What risk would you take with your child’s life? What if the treatment had a 25% chance of death or serious injury, would you risk it?
The willingness of patients and caregivers to accept a level of risk when enrolling in a clinical trial or otherwise taking an investigational drug is different for every patient or family. However, there are some common factors that can be identified to create a model for how patients and caregivers often assess their risk tolerance.
I’ve developed a model for analyzing risk tolerance based on my discussions with families with different rare diseases and whose children are in different stages of those rare diseases. Hopefully this model, or something like it, could be useful by the FDA or others in analyzing the risk tolerance of patients and caregivers in enrolling in clinical trials, accessing investigational drugs via compassionate access (individual INDs or expanded access programs), or approving drugs for rare diseases.

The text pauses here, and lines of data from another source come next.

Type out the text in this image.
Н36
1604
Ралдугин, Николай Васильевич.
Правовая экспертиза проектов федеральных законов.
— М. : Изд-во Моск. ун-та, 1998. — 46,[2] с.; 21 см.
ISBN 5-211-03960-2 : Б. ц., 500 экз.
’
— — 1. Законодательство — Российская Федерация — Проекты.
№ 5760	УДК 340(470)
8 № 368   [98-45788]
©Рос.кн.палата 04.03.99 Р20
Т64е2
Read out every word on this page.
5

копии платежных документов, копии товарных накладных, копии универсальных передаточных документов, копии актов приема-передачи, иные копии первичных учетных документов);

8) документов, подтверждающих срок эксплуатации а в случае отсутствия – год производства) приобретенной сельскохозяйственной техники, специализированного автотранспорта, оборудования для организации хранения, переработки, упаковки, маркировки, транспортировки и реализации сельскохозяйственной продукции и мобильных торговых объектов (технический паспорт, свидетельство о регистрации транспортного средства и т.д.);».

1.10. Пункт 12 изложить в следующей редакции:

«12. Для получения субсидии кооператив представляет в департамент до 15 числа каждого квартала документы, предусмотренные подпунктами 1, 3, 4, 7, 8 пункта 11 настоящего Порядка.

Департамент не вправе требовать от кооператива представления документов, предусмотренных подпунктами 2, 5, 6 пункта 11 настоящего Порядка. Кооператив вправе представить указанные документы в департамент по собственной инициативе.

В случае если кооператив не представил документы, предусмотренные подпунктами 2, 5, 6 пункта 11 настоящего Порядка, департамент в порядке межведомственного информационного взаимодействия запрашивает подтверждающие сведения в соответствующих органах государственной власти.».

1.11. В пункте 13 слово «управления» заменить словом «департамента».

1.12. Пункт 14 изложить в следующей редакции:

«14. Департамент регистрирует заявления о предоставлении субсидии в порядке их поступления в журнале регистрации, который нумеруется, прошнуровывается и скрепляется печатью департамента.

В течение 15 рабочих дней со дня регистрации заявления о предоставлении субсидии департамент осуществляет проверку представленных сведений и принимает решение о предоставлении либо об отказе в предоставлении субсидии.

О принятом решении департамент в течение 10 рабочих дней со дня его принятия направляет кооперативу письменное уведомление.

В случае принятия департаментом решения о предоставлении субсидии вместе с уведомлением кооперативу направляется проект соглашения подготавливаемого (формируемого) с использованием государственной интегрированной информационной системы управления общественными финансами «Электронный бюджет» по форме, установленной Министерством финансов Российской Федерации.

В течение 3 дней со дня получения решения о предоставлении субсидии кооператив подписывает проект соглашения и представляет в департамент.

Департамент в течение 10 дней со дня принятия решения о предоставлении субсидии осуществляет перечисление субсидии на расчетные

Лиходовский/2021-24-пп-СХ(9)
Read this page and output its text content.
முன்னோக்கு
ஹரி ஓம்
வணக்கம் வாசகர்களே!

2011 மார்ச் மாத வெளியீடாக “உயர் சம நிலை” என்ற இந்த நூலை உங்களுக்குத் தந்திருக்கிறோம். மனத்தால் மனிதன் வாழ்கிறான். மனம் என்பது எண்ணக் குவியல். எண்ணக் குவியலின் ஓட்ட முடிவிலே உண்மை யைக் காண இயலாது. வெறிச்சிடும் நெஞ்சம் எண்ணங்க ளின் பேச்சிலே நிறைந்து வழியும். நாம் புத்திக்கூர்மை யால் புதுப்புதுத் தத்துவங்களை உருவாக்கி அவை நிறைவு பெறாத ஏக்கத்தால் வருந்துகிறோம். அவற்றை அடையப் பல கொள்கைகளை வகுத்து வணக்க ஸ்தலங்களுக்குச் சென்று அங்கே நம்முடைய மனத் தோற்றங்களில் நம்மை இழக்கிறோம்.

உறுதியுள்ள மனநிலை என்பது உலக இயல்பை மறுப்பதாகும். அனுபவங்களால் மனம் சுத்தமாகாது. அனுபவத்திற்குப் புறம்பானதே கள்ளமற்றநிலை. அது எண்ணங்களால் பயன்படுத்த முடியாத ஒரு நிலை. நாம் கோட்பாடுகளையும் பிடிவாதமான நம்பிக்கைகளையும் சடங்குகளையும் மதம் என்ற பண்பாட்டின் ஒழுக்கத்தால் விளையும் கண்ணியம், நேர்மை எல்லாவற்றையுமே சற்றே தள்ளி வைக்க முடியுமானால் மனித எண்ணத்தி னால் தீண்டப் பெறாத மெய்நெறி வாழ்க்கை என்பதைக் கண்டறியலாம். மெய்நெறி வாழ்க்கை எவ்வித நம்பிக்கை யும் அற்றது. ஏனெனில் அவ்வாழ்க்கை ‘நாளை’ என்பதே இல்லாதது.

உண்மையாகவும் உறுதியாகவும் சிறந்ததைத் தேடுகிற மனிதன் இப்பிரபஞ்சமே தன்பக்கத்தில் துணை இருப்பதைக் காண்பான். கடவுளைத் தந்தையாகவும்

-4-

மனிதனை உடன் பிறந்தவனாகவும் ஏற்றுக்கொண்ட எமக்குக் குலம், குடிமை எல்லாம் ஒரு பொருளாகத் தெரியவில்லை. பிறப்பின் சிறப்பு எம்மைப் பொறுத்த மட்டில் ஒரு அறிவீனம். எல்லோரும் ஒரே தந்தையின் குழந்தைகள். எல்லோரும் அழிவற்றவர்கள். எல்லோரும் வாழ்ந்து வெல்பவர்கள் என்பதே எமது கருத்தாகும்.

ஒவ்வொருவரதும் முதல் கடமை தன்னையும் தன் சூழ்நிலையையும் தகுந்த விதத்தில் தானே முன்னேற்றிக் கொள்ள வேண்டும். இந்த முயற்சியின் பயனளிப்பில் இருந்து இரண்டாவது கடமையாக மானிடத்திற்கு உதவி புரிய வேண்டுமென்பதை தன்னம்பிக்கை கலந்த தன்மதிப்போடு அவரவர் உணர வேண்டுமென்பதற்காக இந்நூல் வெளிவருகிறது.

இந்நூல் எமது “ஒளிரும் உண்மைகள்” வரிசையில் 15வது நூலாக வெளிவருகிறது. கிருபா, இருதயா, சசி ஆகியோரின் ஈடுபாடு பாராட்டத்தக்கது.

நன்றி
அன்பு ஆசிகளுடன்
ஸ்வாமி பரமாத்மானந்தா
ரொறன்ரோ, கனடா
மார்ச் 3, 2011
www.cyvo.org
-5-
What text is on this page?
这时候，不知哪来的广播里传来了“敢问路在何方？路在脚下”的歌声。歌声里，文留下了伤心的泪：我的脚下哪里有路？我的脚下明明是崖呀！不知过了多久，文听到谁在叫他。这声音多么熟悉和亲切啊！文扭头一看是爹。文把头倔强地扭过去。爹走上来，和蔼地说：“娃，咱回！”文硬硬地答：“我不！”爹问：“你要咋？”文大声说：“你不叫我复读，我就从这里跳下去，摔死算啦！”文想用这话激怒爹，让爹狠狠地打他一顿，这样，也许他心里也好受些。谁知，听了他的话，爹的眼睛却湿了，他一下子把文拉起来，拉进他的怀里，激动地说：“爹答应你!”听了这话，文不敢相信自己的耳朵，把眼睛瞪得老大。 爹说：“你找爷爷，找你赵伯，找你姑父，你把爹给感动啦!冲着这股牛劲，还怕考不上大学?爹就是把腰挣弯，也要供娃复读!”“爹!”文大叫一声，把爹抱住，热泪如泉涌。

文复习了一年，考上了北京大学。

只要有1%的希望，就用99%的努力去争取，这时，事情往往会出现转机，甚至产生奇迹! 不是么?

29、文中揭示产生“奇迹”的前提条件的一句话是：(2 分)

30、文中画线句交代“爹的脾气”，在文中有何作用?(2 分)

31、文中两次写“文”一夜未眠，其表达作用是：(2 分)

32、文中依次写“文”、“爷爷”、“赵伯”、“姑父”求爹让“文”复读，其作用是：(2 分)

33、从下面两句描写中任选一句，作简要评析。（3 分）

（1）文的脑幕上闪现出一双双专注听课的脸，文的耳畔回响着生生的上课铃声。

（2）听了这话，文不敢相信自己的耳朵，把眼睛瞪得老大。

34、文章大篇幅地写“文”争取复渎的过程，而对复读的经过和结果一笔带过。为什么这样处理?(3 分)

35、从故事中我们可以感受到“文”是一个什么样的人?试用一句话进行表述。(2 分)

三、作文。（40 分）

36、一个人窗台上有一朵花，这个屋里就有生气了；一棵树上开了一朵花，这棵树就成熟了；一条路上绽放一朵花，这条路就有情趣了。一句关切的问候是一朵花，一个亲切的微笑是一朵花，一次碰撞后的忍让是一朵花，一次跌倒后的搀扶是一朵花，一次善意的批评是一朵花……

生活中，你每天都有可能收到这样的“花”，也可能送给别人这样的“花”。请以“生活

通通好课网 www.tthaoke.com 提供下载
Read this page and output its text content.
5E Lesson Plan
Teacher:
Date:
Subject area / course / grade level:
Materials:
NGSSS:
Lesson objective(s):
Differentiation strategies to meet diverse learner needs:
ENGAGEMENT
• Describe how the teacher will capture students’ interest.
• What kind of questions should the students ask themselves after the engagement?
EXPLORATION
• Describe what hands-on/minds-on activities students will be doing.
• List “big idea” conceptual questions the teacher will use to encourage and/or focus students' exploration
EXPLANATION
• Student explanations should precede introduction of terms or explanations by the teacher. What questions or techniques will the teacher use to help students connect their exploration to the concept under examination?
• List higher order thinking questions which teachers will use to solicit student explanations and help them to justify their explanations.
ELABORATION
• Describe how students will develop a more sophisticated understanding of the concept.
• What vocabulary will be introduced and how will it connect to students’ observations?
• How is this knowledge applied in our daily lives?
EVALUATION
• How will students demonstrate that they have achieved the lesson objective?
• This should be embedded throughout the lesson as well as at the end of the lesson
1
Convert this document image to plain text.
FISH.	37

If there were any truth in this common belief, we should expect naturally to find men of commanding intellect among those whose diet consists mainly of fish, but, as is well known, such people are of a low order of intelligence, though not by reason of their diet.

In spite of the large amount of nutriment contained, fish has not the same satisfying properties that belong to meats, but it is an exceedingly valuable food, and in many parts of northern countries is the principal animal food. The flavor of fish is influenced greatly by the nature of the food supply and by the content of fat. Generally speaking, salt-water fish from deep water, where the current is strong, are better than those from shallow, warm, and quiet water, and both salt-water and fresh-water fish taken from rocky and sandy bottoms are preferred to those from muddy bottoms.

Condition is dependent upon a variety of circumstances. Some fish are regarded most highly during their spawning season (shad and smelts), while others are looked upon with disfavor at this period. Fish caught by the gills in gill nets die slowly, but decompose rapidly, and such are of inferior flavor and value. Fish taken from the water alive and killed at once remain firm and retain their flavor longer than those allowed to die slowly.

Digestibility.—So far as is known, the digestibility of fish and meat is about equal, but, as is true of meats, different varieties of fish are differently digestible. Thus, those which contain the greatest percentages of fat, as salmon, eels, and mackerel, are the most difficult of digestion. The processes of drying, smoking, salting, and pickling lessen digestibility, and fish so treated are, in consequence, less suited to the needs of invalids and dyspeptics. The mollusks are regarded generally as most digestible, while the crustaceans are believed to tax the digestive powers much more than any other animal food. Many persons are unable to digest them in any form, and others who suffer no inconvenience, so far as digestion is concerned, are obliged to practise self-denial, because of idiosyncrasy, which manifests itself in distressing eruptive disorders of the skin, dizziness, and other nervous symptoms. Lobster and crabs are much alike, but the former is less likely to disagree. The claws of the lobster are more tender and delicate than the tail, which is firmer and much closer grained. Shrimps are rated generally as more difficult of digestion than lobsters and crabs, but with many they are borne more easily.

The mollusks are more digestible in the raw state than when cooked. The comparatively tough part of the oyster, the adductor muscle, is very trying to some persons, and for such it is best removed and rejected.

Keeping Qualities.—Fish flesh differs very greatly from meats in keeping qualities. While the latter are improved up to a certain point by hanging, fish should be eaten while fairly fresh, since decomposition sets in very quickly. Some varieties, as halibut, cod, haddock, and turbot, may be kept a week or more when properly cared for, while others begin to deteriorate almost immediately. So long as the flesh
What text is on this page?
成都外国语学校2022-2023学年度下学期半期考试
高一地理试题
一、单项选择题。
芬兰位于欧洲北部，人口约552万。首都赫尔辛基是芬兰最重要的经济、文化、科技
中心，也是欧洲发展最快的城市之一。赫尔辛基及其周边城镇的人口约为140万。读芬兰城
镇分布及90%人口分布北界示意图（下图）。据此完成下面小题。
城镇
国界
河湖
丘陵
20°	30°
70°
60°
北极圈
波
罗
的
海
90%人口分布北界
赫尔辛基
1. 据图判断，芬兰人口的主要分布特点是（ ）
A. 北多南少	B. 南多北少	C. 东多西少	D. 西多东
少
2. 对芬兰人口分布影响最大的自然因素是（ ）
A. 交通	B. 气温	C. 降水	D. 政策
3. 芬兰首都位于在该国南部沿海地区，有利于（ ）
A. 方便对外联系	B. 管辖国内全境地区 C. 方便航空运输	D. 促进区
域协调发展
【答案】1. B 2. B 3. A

For a disease that dramatically shortens a child’s life span, significantly impacts their quality of life, and for whom the continuation and perhaps increased intensity of these effects is fairly certain, when the current disease burden is significant, and when the child has progressed such in the disease that their lifespan is dwindling, the tolerance of risk in using an investigational drug is substantial.
Note that certain factors are disease specific, based on diagnosis alone, but they are affected and modified by the current effects and course of the disease on a particular patient.
What do you think? What would you add? What factors affect the risks you’d take to save your child?